Structural transition, metallization, and superconductivity in quasi-two-dimensional layered PdS2 under compression

Based on first-principles simulations and calculations, we explore the evolutions of crystal structure, electronic structure, and transport properties of quasi-two-dimensional layered PdS2 under compression by uniaxial stress and hydrostatic pressure. An interesting ferroelastic phase transition with lattice reorientation is revealed under uniaxial compressive stress, which originates from the bond reconstructions of the unusual PdS4 square-planar coordination. By contrast, the layered structure transforms into a three-dimensional cubic pyrite-type structure under hydrostatic pressure. In contrary to the experimentally proposed coexistence of layered PdS2-type structure with cubic pyrite-type structure at intermediate pressure range, we predict that the compression-induced intermediate phase will show the same structure symmetry as the ambient phase, except for sharply shrinking interlayer distances.

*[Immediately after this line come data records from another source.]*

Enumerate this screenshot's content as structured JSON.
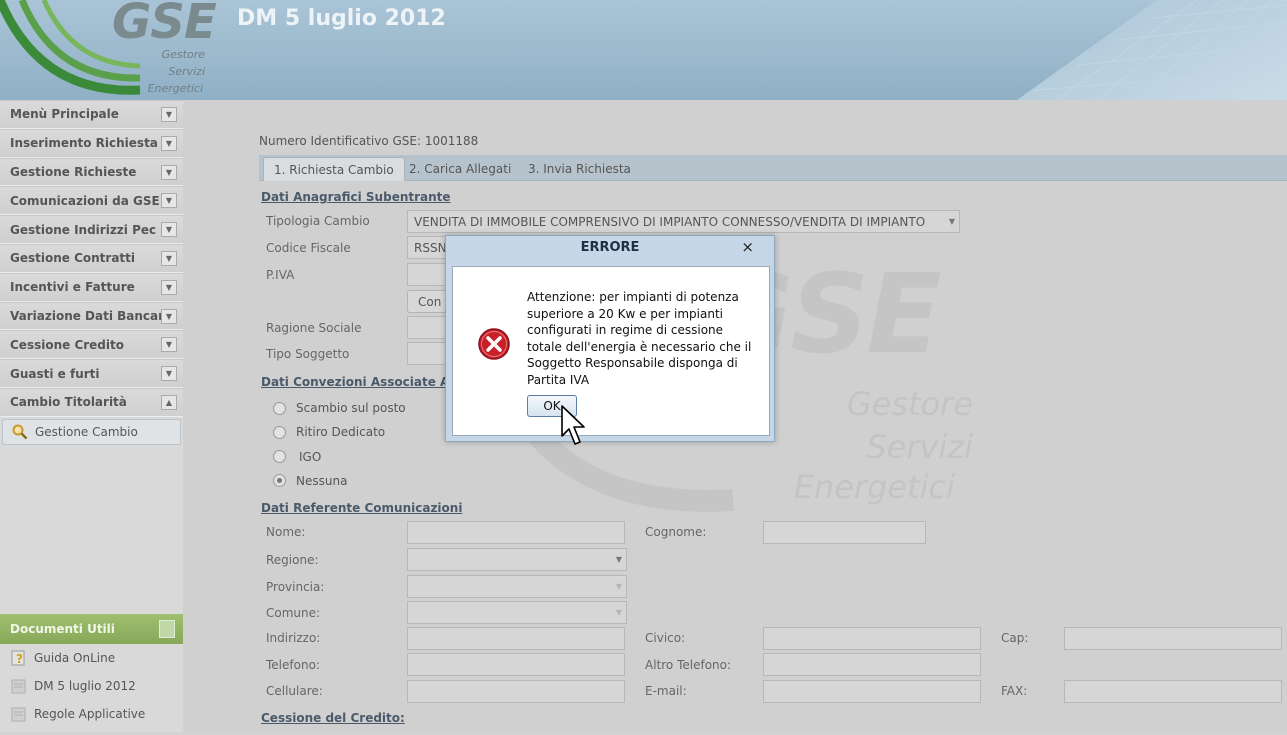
{
  "header": {
    "logo_text": "GSE",
    "logo_lines": [
      "Gestore",
      "Servizi",
      "Energetici"
    ],
    "app_title": "DM 5 luglio 2012"
  },
  "sidebar": {
    "items": [
      {
        "label": "Menù Principale",
        "toggle": "▼"
      },
      {
        "label": "Inserimento Richiesta",
        "toggle": "▼"
      },
      {
        "label": "Gestione Richieste",
        "toggle": "▼"
      },
      {
        "label": "Comunicazioni da GSE",
        "toggle": "▼"
      },
      {
        "label": "Gestione Indirizzi Pec",
        "toggle": "▼"
      },
      {
        "label": "Gestione Contratti",
        "toggle": "▼"
      },
      {
        "label": "Incentivi e Fatture",
        "toggle": "▼"
      },
      {
        "label": "Variazione Dati Bancari",
        "toggle": "▼"
      },
      {
        "label": "Cessione Credito",
        "toggle": "▼"
      },
      {
        "label": "Guasti e furti",
        "toggle": "▼"
      },
      {
        "label": "Cambio Titolarità",
        "toggle": "▲"
      }
    ],
    "subitem": {
      "label": "Gestione Cambio",
      "icon": "search-icon"
    },
    "documents": {
      "header": "Documenti Utili",
      "items": [
        {
          "label": "Guida OnLine",
          "icon": "help-document-icon"
        },
        {
          "label": "DM 5 luglio 2012",
          "icon": "document-icon"
        },
        {
          "label": "Regole Applicative",
          "icon": "document-icon"
        }
      ]
    }
  },
  "main": {
    "watermark": {
      "text": "GSE",
      "lines": [
        "Gestore",
        "Servizi",
        "Energetici"
      ]
    },
    "gse_id": "Numero Identificativo GSE: 1001188",
    "tabs": [
      "1. Richiesta Cambio",
      "2. Carica Allegati",
      "3. Invia Richiesta"
    ],
    "section_anagrafici": "Dati Anagrafici Subentrante",
    "tipologia_label": "Tipologia Cambio",
    "tipologia_value": "VENDITA DI IMMOBILE COMPRENSIVO DI IMPIANTO CONNESSO/VENDITA DI IMPIANTO",
    "codice_fiscale_label": "Codice Fiscale",
    "codice_fiscale_value": "RSSN",
    "piva_label": "P.IVA",
    "control_button": "Con",
    "ragione_sociale_label": "Ragione Sociale",
    "tipo_soggetto_label": "Tipo Soggetto",
    "section_convenzioni": "Dati Convezioni Associate All' in",
    "radios": [
      {
        "label": "Scambio sul posto",
        "checked": false
      },
      {
        "label": "Ritiro Dedicato",
        "checked": false
      },
      {
        "label": "IGO",
        "checked": false
      },
      {
        "label": "Nessuna",
        "checked": true
      }
    ],
    "section_referente": "Dati Referente Comunicazioni",
    "labels": {
      "nome": "Nome:",
      "cognome": "Cognome:",
      "regione": "Regione:",
      "provincia": "Provincia:",
      "comune": "Comune:",
      "indirizzo": "Indirizzo:",
      "civico": "Civico:",
      "cap": "Cap:",
      "telefono": "Telefono:",
      "altro_telefono": "Altro Telefono:",
      "cellulare": "Cellulare:",
      "email": "E-mail:",
      "fax": "FAX:"
    },
    "section_cessione": "Cessione del Credito:"
  },
  "modal": {
    "title": "ERRORE",
    "close": "×",
    "message": "Attenzione: per impianti di potenza superiore a 20 Kw e per impianti configurati in regime di cessione totale dell'energia è necessario che il Soggetto Responsabile disponga di Partita IVA",
    "ok_label": "OK"
  },
  "colors": {
    "header": "#9bb8cc",
    "sidebar": "#d9d9d9",
    "doc_header": "#86a858",
    "error_red": "#c8202a"
  }
}
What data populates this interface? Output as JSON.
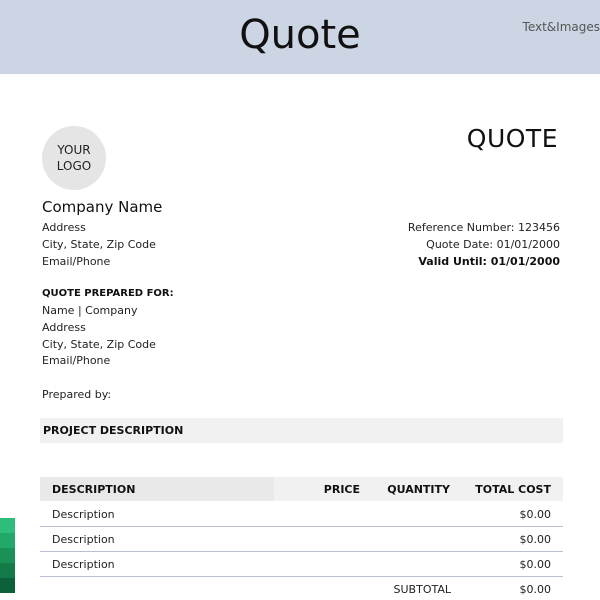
{
  "banner": {
    "title": "Quote",
    "brand": "Text&Images"
  },
  "logo": {
    "line1": "YOUR",
    "line2": "LOGO"
  },
  "document": {
    "title": "QUOTE"
  },
  "company": {
    "name": "Company Name",
    "address": "Address",
    "city": "City, State, Zip Code",
    "contact": "Email/Phone"
  },
  "meta": {
    "reference": "Reference Number: 123456",
    "quote_date": "Quote Date: 01/01/2000",
    "valid_until": "Valid Until: 01/01/2000"
  },
  "prepared_for": {
    "heading": "QUOTE PREPARED FOR:",
    "name": "Name | Company",
    "address": "Address",
    "city": "City, State, Zip Code",
    "contact": "Email/Phone"
  },
  "prepared_by": "Prepared by:",
  "project_section": "PROJECT DESCRIPTION",
  "table": {
    "headers": {
      "description": "DESCRIPTION",
      "price": "PRICE",
      "quantity": "QUANTITY",
      "total": "TOTAL COST"
    },
    "rows": [
      {
        "description": "Description",
        "price": "",
        "quantity": "",
        "total": "$0.00"
      },
      {
        "description": "Description",
        "price": "",
        "quantity": "",
        "total": "$0.00"
      },
      {
        "description": "Description",
        "price": "",
        "quantity": "",
        "total": "$0.00"
      }
    ],
    "subtotal_label": "SUBTOTAL",
    "subtotal_value": "$0.00"
  },
  "colors": {
    "banner": "#ccd5e3",
    "logo_circle": "#e5e5e5",
    "header_fill": "#f1f1f1",
    "row_divider": "#b9c0d6",
    "swatches": [
      "#2ebd7a",
      "#22a868",
      "#1a9157",
      "#137a48",
      "#0d6138"
    ]
  }
}
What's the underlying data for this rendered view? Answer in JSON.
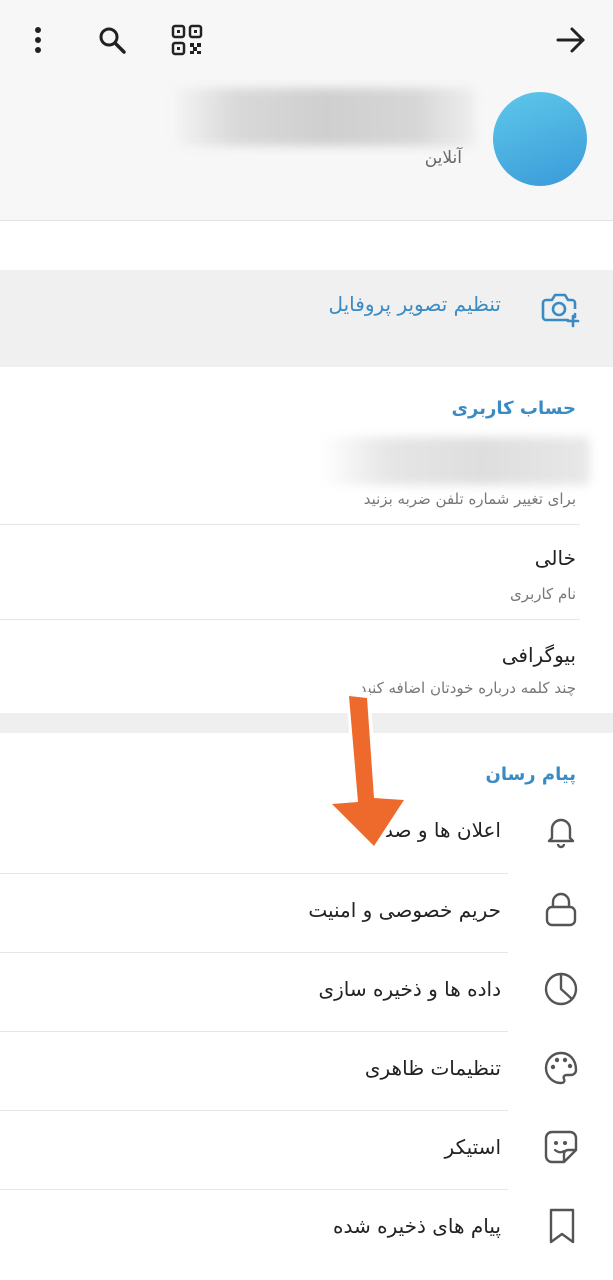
{
  "header": {
    "status": "آنلاین",
    "icons": {
      "back": "arrow-right-icon",
      "qr": "qr-code-icon",
      "search": "search-icon",
      "more": "more-vertical-icon"
    }
  },
  "profile_photo": {
    "label": "تنظیم تصویر پروفایل",
    "icon": "camera-add-icon"
  },
  "account": {
    "title": "حساب کاربری",
    "phone_hint": "برای تغییر شماره تلفن ضربه بزنید",
    "username_value": "خالی",
    "username_label": "نام کاربری",
    "bio_title": "بیوگرافی",
    "bio_hint": "چند کلمه درباره خودتان اضافه کنید"
  },
  "messenger": {
    "title": "پیام رسان",
    "items": [
      {
        "label": "اعلان ها و صداها",
        "icon": "bell-icon"
      },
      {
        "label": "حریم خصوصی و امنیت",
        "icon": "lock-icon"
      },
      {
        "label": "داده ها و ذخیره سازی",
        "icon": "pie-chart-icon"
      },
      {
        "label": "تنظیمات ظاهری",
        "icon": "palette-icon"
      },
      {
        "label": "استیکر",
        "icon": "sticker-icon"
      },
      {
        "label": "پیام های ذخیره شده",
        "icon": "bookmark-icon"
      }
    ]
  },
  "colors": {
    "accent": "#3a8bc4",
    "arrow": "#ee6a2c",
    "avatar_top": "#5ec8ea",
    "avatar_bottom": "#3a9ad9"
  }
}
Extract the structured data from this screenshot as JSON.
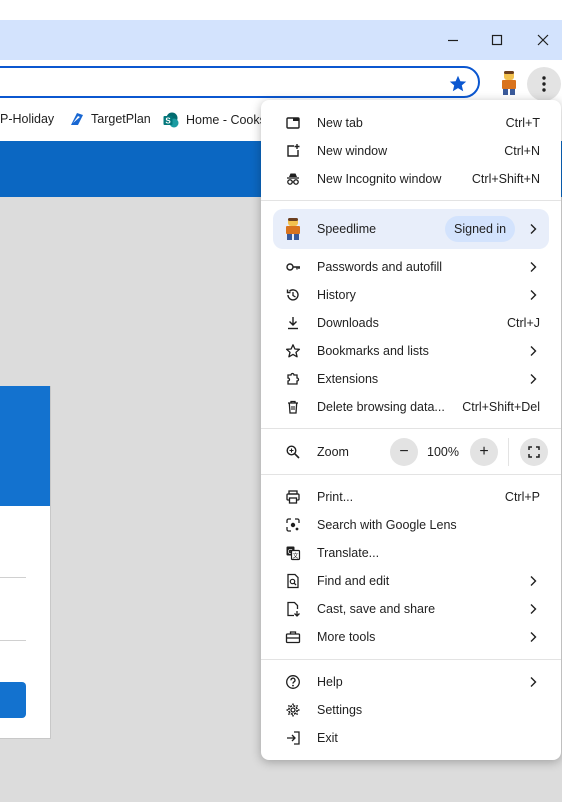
{
  "window": {
    "minimize_icon": "minimize-icon",
    "maximize_icon": "maximize-icon",
    "close_icon": "close-icon"
  },
  "toolbar": {
    "bookmark_star_icon": "star-filled-icon",
    "profile_icon": "lego-avatar-icon",
    "menu_icon": "three-dots-vertical-icon",
    "accent": "#0b57d0"
  },
  "bookmarks": [
    {
      "label": "P-Holiday",
      "icon": ""
    },
    {
      "label": "TargetPlan",
      "icon": "targetplan-icon"
    },
    {
      "label": "Home - Cooks",
      "icon": "sharepoint-icon"
    }
  ],
  "menu": {
    "group1": [
      {
        "label": "New tab",
        "shortcut": "Ctrl+T",
        "icon": "new-tab-icon"
      },
      {
        "label": "New window",
        "shortcut": "Ctrl+N",
        "icon": "new-window-icon"
      },
      {
        "label": "New Incognito window",
        "shortcut": "Ctrl+Shift+N",
        "icon": "incognito-icon"
      }
    ],
    "profile": {
      "name": "Speedlime",
      "status": "Signed in",
      "icon": "lego-avatar-icon"
    },
    "group2": [
      {
        "label": "Passwords and autofill",
        "shortcut": "",
        "icon": "key-icon",
        "submenu": true
      },
      {
        "label": "History",
        "shortcut": "",
        "icon": "history-icon",
        "submenu": true
      },
      {
        "label": "Downloads",
        "shortcut": "Ctrl+J",
        "icon": "download-icon",
        "submenu": false
      },
      {
        "label": "Bookmarks and lists",
        "shortcut": "",
        "icon": "star-outline-icon",
        "submenu": true
      },
      {
        "label": "Extensions",
        "shortcut": "",
        "icon": "puzzle-icon",
        "submenu": true
      },
      {
        "label": "Delete browsing data...",
        "shortcut": "Ctrl+Shift+Del",
        "icon": "trash-icon",
        "submenu": false
      }
    ],
    "zoom": {
      "label": "Zoom",
      "value": "100%",
      "minus": "−",
      "plus": "+"
    },
    "group3": [
      {
        "label": "Print...",
        "shortcut": "Ctrl+P",
        "icon": "print-icon",
        "submenu": false
      },
      {
        "label": "Search with Google Lens",
        "shortcut": "",
        "icon": "lens-icon",
        "submenu": false
      },
      {
        "label": "Translate...",
        "shortcut": "",
        "icon": "translate-icon",
        "submenu": false
      },
      {
        "label": "Find and edit",
        "shortcut": "",
        "icon": "find-icon",
        "submenu": true
      },
      {
        "label": "Cast, save and share",
        "shortcut": "",
        "icon": "cast-save-icon",
        "submenu": true
      },
      {
        "label": "More tools",
        "shortcut": "",
        "icon": "toolbox-icon",
        "submenu": true
      }
    ],
    "group4": [
      {
        "label": "Help",
        "shortcut": "",
        "icon": "help-icon",
        "submenu": true
      },
      {
        "label": "Settings",
        "shortcut": "",
        "icon": "settings-gear-icon",
        "submenu": false
      },
      {
        "label": "Exit",
        "shortcut": "",
        "icon": "exit-icon",
        "submenu": false
      }
    ]
  }
}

The coordination of the Pd ions not only plays crucial roles in the structural transition, but also leads to electronic structure and transport property variations, which changes from square planar to distorted octahedron in the intermediate phase, resulting in bandwidth broadening and orbital-selective metallization. In addition, the superconductivity in the cubic pyrite-type structure comes from the strong electron-phonon coupling in the presence of topological nodal-line states. The strong interplay between structural transition, metallization, and superconductivity in PdS2 provides a good platform to study the fundamental physics of the interactions between crystal structure and transport behavior, and the competition or cooperation between diverse phases.